Otizmli Çocuklar Kötü Kokular İçin Koklama Süresini Ayarlamaz

Çoğu insan güzel bir parfüm veya taze pişmiş kurabiyeler gibi hoş bir koku ile karşılaştığında, genellikle uzun süre koklarlar. Bununla birlikte, bir çöplüğün yanında yürürken, kişi büyük olasılıkla gelen nefeslerini kısaltarak hoş olmayan koku alımını en aza indirir.

Şimdi araştırmacılar, otizm spektrum bozukluğu (OSB) olan kişilerin bu doğal uyumu diğer insanlar gibi yapmadıklarını keşfettiler. Aslında, otizmli çocuklar koku ne kadar hoş veya berbat olursa olsun, aynı şekilde koklamaya devam ederler.

Araştırmacılar, bulguların koku ile ilgili testlerin OSB'nin yararlı erken göstergeleri olabileceğini öne sürüyor.

İsrail'deki Weizmann Bilim Enstitüsü'nden Noam Sobel, "Tipik olarak gelişen çocuklar ile otizmli çocuklar arasındaki koklama örüntüsündeki farklılık çok büyüktü" diyor.

Daha önceki çalışmalar, otizmi olan kişilerin, beş duyumuzu eylemlerimizle sorunsuz bir şekilde koordine etmek için bağımlı olduğumuz beyin şablonları olan "iç eylem modellerinde" bozukluklara sahip olduğunu göstermiştir. Ancak bu açığın koklama tepkisi testinde ortaya çıkıp çıkmayacağı net değildi.

Bunu öğrenmek için Sobel, Liron Rozenkrantz ve meslektaşları ile birlikte 18 ASD'li çocuğa ve tipik olarak gelişen 18 çocuğa (her grupta 17 erkek ve bir kız) hoş ve nahoş kokular sundu ve onların koklama tepkilerini ölçtü. Katılımcıların ortalama yaşı yedi idi.

Araştırmacılar, tipik çocuklar koklamalarını 305 milisaniye içinde bir koku koklayarak ayarlarken, otizm spektrumundaki çocukların böyle bir tepki göstermediğini bildirdi.

İki çocuk grubu arasındaki koklama tepki süresindeki bu fark, onları zamanın yüzde 81'inde ASD teşhisi olan veya olmayan çocuklar olarak doğru bir şekilde sınıflandırmak için yeterliydi. Dahası, araştırmacılar, giderek artan anormal koklamanın, sosyal ancak motor bozukluklara değil, giderek daha şiddetli otizm semptomlarıyla bağlantılı olduğunu bildiriyorlar.

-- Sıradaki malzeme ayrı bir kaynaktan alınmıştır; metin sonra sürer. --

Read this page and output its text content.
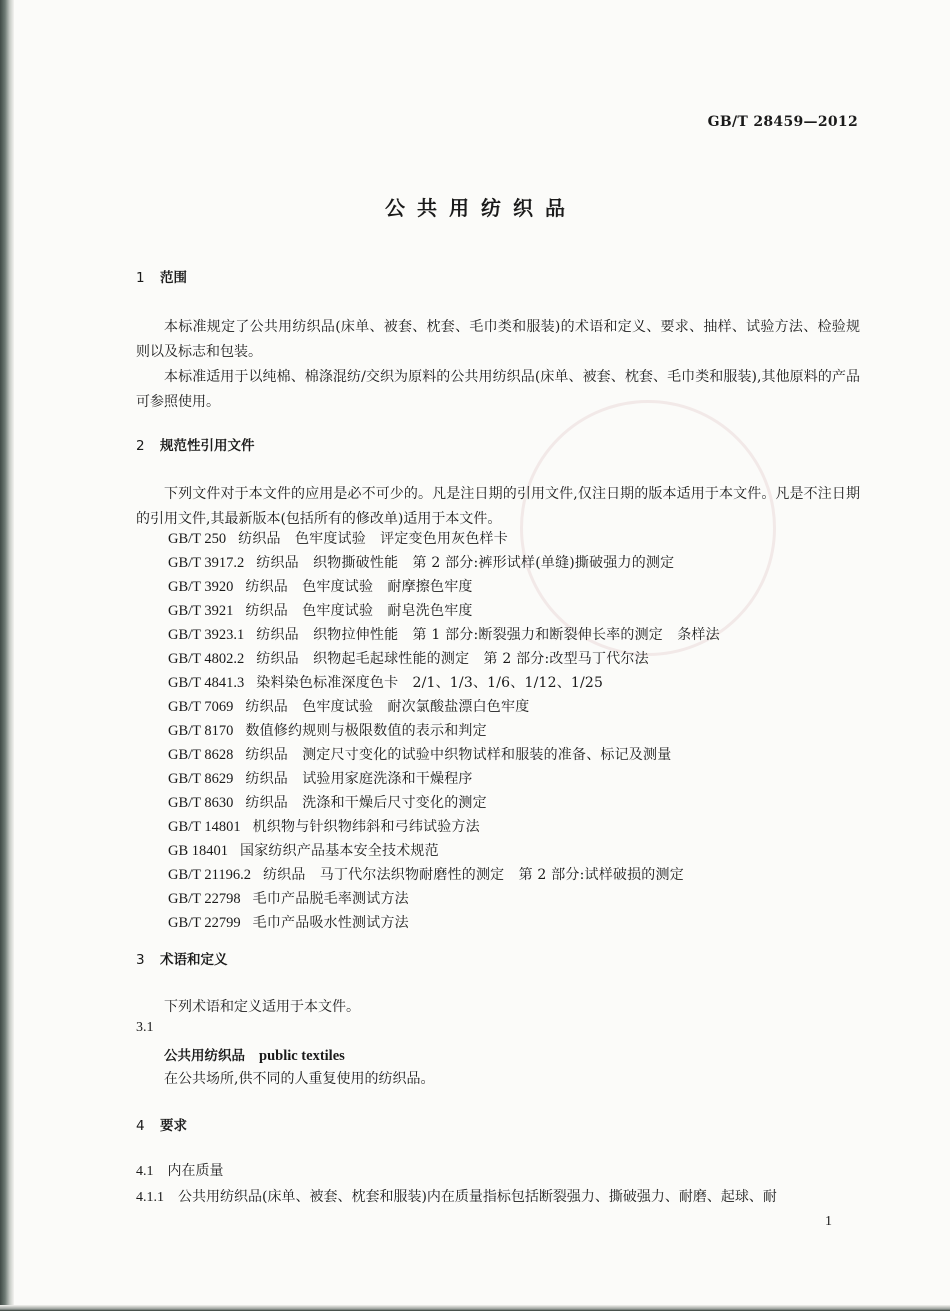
GB/T 28459—2012
公共用纺织品
1 范围
本标准规定了公共用纺织品(床单、被套、枕套、毛巾类和服装)的术语和定义、要求、抽样、试验方法、检验规则以及标志和包装。
本标准适用于以纯棉、棉涤混纺/交织为原料的公共用纺织品(床单、被套、枕套、毛巾类和服装),其他原料的产品可参照使用。
2 规范性引用文件
下列文件对于本文件的应用是必不可少的。凡是注日期的引用文件,仅注日期的版本适用于本文件。凡是不注日期的引用文件,其最新版本(包括所有的修改单)适用于本文件。
GB/T 250 纺织品　色牢度试验　评定变色用灰色样卡
GB/T 3917.2 纺织品　织物撕破性能　第 2 部分:裤形试样(单缝)撕破强力的测定
GB/T 3920 纺织品　色牢度试验　耐摩擦色牢度
GB/T 3921 纺织品　色牢度试验　耐皂洗色牢度
GB/T 3923.1 纺织品　织物拉伸性能　第 1 部分:断裂强力和断裂伸长率的测定　条样法
GB/T 4802.2 纺织品　织物起毛起球性能的测定　第 2 部分:改型马丁代尔法
GB/T 4841.3 染料染色标准深度色卡　2/1、1/3、1/6、1/12、1/25
GB/T 7069 纺织品　色牢度试验　耐次氯酸盐漂白色牢度
GB/T 8170 数值修约规则与极限数值的表示和判定
GB/T 8628 纺织品　测定尺寸变化的试验中织物试样和服装的准备、标记及测量
GB/T 8629 纺织品　试验用家庭洗涤和干燥程序
GB/T 8630 纺织品　洗涤和干燥后尺寸变化的测定
GB/T 14801 机织物与针织物纬斜和弓纬试验方法
GB 18401 国家纺织产品基本安全技术规范
GB/T 21196.2 纺织品　马丁代尔法织物耐磨性的测定　第 2 部分:试样破损的测定
GB/T 22798 毛巾产品脱毛率测试方法
GB/T 22799 毛巾产品吸水性测试方法
3 术语和定义
下列术语和定义适用于本文件。
3.1
公共用纺织品 public textiles
在公共场所,供不同的人重复使用的纺织品。
4 要求
4.1 内在质量
4.1.1 公共用纺织品(床单、被套、枕套和服装)内在质量指标包括断裂强力、撕破强力、耐磨、起球、耐
1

Araştırmacılar, testlerinin henüz buna hazır olmadığını vurgulasa da, araştırma sonuçları klinikte bir koklama testinin oldukça faydalı olabileceğini gösteriyor.

Sobel, "Otizmi ve ciddiyetini, tamamen sözel olmayan ve takip edilmesi gereken hiçbir görev gerektirmeyen bir test kullanarak 10 dakikadan daha kısa bir sürede anlamlı bir doğrulukla belirleyebiliriz" diyor.

Bu, bu bulguların, sadece birkaç aylık bebeklerde olduğu gibi, çok erken dönemde uygulanabilecek bir teşhis aracının geliştirilmesi için temel oluşturabileceği umudunu artırıyor. Böyle bir erken teşhis, daha etkili müdahaleye izin verecektir. "

Araştırmacılar, gözlemledikleri koklama tepkisi örüntüsünün otizme özgü olup olmadığını veya diğer nörogelişimsel bozuklukları olan insanları da gösterip göstermediğini test etmeyi planlıyorlar. Ayrıca böyle bir testin ne kadar erken yaşlarda kullanılabileceğini araştırmak istiyorlar. Ancak Sobel için en acil soru, "otizmdeki sosyal bozukluğun merkezinde bir koku bozukluğunun olup olmadığıdır."

Bulgular, Cell Press dergisinde yayınlandı Güncel Biyoloji.